EXAME.com: A senhora defende que, já que o tempo é um recurso escasso, nossas expectativas também precisam ter limites. Isso significa que precisamos fazer uma escolha? Ou somos excelentes pais ou somos excelentes profissionais, por exemplo?

Brigid Schulte: Eu já fui vítima dessa armadilha, e eu tenho evitado recair nela. Prefiro me ver como um ser humano autêntico, completo. Você é mais do que só o seu trabalho ou só a sua família. Se você trabalhar com bom senso e inteligência, consegue ter uma performance excelente, sem precisar “se matar” por causa isso. Você é capaz de chegar em casa num horário decente e ter tempo suficiente para a sua família.

Quando nós achamos que precisamos “escolher” um único tipo de realização, é porque estamos comprando a ideia de que o trabalho precisa ser maníaco, louco. Eu discordo disso e estou tentando aplicar essa ideia à minha própria vida.

EXAME.com: Qual é o seu conselho para quem se sente sobrecarregado?

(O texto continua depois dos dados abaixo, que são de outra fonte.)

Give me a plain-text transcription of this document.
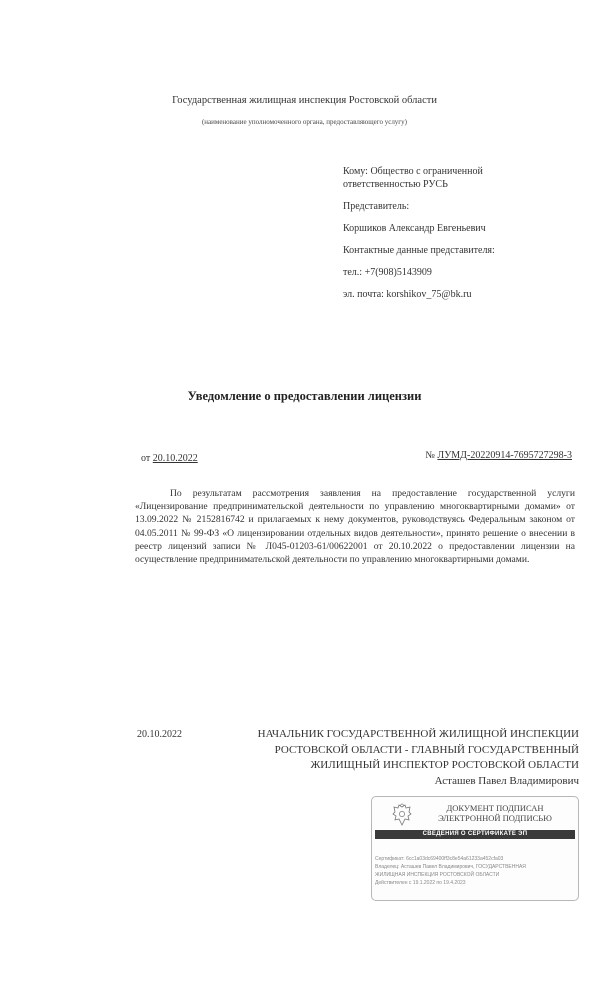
Государственная жилищная инспекция Ростовской области
(наименование уполномоченного органа, предоставляющего услугу)
Кому: Общество с ограниченной
ответственностью РУСЬ
Представитель:
Коршиков Александр Евгеньевич
Контактные данные представителя:
тел.: +7(908)5143909
эл. почта: korshikov_75@bk.ru
Уведомление о предоставлении лицензии
от 20.10.2022	№ ЛУМД-20220914-7695727298-3
По результатам рассмотрения заявления на предоставление государственной услуги «Лицензирование предпринимательской деятельности по управлению многоквартирными домами» от 13.09.2022 № 2152816742 и прилагаемых к нему документов, руководствуясь Федеральным законом от 04.05.2011 № 99-ФЗ «О лицензировании отдельных видов деятельности», принято решение о внесении в реестр лицензий записи № Л045-01203-61/00622001 от 20.10.2022 о предоставлении лицензии на осуществление предпринимательской деятельности по управлению многоквартирными домами.
20.10.2022	НАЧАЛЬНИК ГОСУДАРСТВЕННОЙ ЖИЛИЩНОЙ ИНСПЕКЦИИ
РОСТОВСКОЙ ОБЛАСТИ - ГЛАВНЫЙ ГОСУДАРСТВЕННЫЙ
ЖИЛИЩНЫЙ ИНСПЕКТОР РОСТОВСКОЙ ОБЛАСТИ
Асташев Павел Владимирович
ДОКУМЕНТ ПОДПИСАН
ЭЛЕКТРОННОЙ ПОДПИСЬЮ
СВЕДЕНИЯ О СЕРТИФИКАТЕ ЭП
Сертификат: 6cc1a03dc69400ff3c8e54a61233a452cfa03
Владелец: Асташев Павел Владимирович, ГОСУДАРСТВЕННАЯ
ЖИЛИЩНАЯ ИНСПЕКЦИЯ РОСТОВСКОЙ ОБЛАСТИ
Действителен с 19.1.2022 по 19.4.2023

Brigid Schulte: O mais importante é perceber que você não está sozinho. Eu me senti solitária por muito tempo. Achava que todo mundo tinha vidas bem estabelecidas, e que eu era a única inadequada, desorganizada e neurótica. Mas a verdade é que todos são pressionados a trabalharem demais, a serem os melhores pais e a estarem sempre ocupados.

Quando você está se sentindo sobrecarregado no dia a dia, é preciso parar, respirar fundo e reavaliar a sua situação. Aquilo que nós achamos que precisa ser feito agora, neste minuto, muitas vezes pode esperar. Procure se perguntar: “Por que estou fazendo essa escolha? Isso é importante para mim? De quem é essa expectativa?”. É importante perceber as forças externas que atuam sobre as suas decisões, e questioná-las.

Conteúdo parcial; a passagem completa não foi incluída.